札幌市中学校長会 各部の3年度 研究成果 第2回 管理部 学校力高める学校経営の深化 参画意識向上へ共有・議論する場
(札幌市 2022-03-30付)

第2課題「新たな未来を紡ぎ、よりよい社会を創る力を育む学校経営一新たな未来を紡ぎ、よりよい社会を創る力を育む“学校力”を高める学校経営の深化」

【研究の視点】

①「学校力」を高める管理職の経営力

②「学校力」を高める教師の指導力

③「学校力」を高める教育資源の活用力

【研究内容(一部抜粋】)

▼管理職の経営力

 視点①では小中一貫した教育の推進に向けた教職員の参画意識を高めるために必要な環境づくりについて考えてみたい。

 「管理職の経営力」について、1年次の研究では、新学習指導要領の全面実施に向け、カリキュラム・マネジメント、学校運営組織の在り方、学校評価、教科等横断的な学びの創造について、各学校の取組状況の検証を行った。

 新学習指導要領の全面実施に向けては、教職員全体で共有する場と議論する場の設定が重要であり、一部の担当者だけでなく、学校全体で取り組む環境づくりが必要となることが指摘された。

 2年次の研究では、小中一貫した教育の実現に向け、市の教育施策や地域の実態等を踏まえ、校長として、パートナー校との方向性を定め、取組をどのように進めたら良いのかについて、推進体制の構築、教職員の協働体制の確立の2つの観点から考察を行った。

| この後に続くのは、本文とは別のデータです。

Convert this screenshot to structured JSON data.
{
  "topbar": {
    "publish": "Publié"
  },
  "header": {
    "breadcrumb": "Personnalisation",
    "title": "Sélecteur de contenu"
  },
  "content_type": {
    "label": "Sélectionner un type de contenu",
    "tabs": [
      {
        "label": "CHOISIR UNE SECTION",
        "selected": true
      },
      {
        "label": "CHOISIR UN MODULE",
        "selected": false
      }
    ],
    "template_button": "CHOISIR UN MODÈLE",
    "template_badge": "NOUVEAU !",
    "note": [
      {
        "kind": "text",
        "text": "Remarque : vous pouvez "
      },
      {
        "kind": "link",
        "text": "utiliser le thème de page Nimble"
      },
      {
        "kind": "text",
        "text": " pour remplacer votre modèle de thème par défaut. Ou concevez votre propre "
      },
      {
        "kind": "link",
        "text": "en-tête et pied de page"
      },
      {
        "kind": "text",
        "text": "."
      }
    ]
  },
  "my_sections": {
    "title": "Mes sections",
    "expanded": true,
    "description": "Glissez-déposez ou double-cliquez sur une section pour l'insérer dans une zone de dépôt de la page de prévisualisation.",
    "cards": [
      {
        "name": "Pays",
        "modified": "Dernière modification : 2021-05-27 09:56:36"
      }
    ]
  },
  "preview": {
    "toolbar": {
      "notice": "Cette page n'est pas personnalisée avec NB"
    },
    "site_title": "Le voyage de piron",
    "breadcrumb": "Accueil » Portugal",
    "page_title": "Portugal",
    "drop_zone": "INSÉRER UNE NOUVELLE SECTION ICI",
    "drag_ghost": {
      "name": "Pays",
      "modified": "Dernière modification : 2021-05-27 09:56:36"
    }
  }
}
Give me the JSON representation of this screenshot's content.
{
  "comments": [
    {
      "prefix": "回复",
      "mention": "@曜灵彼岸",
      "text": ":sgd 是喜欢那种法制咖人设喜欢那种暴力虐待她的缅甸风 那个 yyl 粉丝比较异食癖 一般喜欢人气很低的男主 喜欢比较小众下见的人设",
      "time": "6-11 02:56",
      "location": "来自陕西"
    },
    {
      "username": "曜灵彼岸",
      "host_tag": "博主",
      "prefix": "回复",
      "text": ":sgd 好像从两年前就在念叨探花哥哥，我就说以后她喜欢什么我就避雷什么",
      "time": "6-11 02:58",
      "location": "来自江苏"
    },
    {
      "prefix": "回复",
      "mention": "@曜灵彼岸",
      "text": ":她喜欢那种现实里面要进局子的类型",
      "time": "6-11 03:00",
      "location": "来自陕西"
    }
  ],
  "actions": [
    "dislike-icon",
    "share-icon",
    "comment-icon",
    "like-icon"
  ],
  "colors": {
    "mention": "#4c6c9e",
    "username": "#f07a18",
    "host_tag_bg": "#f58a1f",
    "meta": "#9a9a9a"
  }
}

 推進体制の構築においては小中連携・接続の現状と課題について共有すること、そして基本方針に示された「課題探究的な学習」「発達段階に応じた子ども理解」の2つの柱について何ができるかを考え、今後の推進内容や方法、体制などについて協議していく必要があるとされた。

 これらの課題の解決に向け、教職員の協働体制の確立という観点から、研究校の先進的な取組を紹介したが、小中一貫した教育を推進するためには「教職員の参画意識を高めること」が重要であるということが明らかとなった。

 まとめの年次となる本年度は、2年間の成果と課題を踏まえ、小中一貫した教育の推進に向け、教職員の参画意識を高める上で必要な環境づくりのため、教職員全体で共有する場や議論する場をどのように設定し運用していくかについて焦点を当てていく。

 そのため、主体的・対話的で深い学びを切り口にし、共通の話題として話し合ったり、教師自らが主体的・対話的で深い学びを実践しながら議論を深めていけるような場面を設定するなど、協議の場において参画意識を高めることができるような環境づくり(手立て)について提案し、考察を進めたい。

▽子どもの姿を通した議論を可能とする話題の設定

▽教師自らが主体的・対話的で深い学びを実践(体得)する場の設定

▼教師の指導力

 知・徳・体の調和が取れた育ちの一層の充実を図るには「9年間を通した子どもの学びのつながり」が重要であると市小中一貫した教育基本方針で述べられている。さらに、授業における学びを連続させることが極めて重要であるとも述べている。これを踏まえこれまでの研究では、子どものどのような育ちを目指すのかを明らかにすることや小中で互いの教育活動等への理解を十分に図り、その系統性・連続性をどのように確立するのかを検討することが必要であるとしてきた。

 そこでまとめの年次となる本年度は、3年2月に全日本中学校長会が発行した『調査研究報告書』と同様の調査を管理部内で行い、主体的・対話的で深い学びの実現を目指した授業改善の現状と課題について考察し、今後の取り組むべき方向性を明らかにする。

▽主体的・対話的で深い学びの実現に向けた授業改善

▽主体的・対話的で深い学びを実現する上での課題

▼教育資源の活用力

 社会に開かれた教育課程の実現のため、学校のみならず保護者や地域の人と連携・協働するための方向性や課題について考えてみたい。 

 1年次研究では、子どもが置かれている環境の問題に対応するための福祉の専門家や特別支援教育等の専門スタッフ、関係機関との連携・分担等の必要性を明らかにした。さらに必要かつ高い効果を上げる地域社会との連携・協働の在り方について探る必要性があるとした。

 2年次研究では、子どもの心の問題の解決に向けて、スクールカウンセラーや相談支援パートナー、学びのサポーターなど複雑化・多様化した問題を解決するための体制整備が進んだことが明らかとなった。

 また今後、小中一貫した教育を推進する上での基本単位となるパートナー校間で、新しい時代に必要とされる資質・能力を明らかにするとともに、これまでのノウハウを生かし、その資質・能力を育む教育課程を実現するための体制整備を進める必要があるとした。

 そこでまとめの年次となる本年度は、これまでの成果と課題を踏まえ、パートナー校間との実践事例を紹介するとともに、外部人材の活用に関する方向性や課題について明らかにする。

▽パートナー校との連携の実践例

▽多様な専門性を持った外部人材の活用について

▼まとめと展望

 今次研究では学校の総合的な教育力である学校力について、管理職の経営力、教師の指導力、学校資源の活用の3つの視点から、アンケート調査の結果やこれまでの研究成果を踏まえて研究を進めてきた。

 次年度は新たな研究主題となるが、管理部では3年間の成果と課題を踏まえながら、引き続き学校の総合的な教育力を学校力とし、学校経営という視点から研究を進めていく。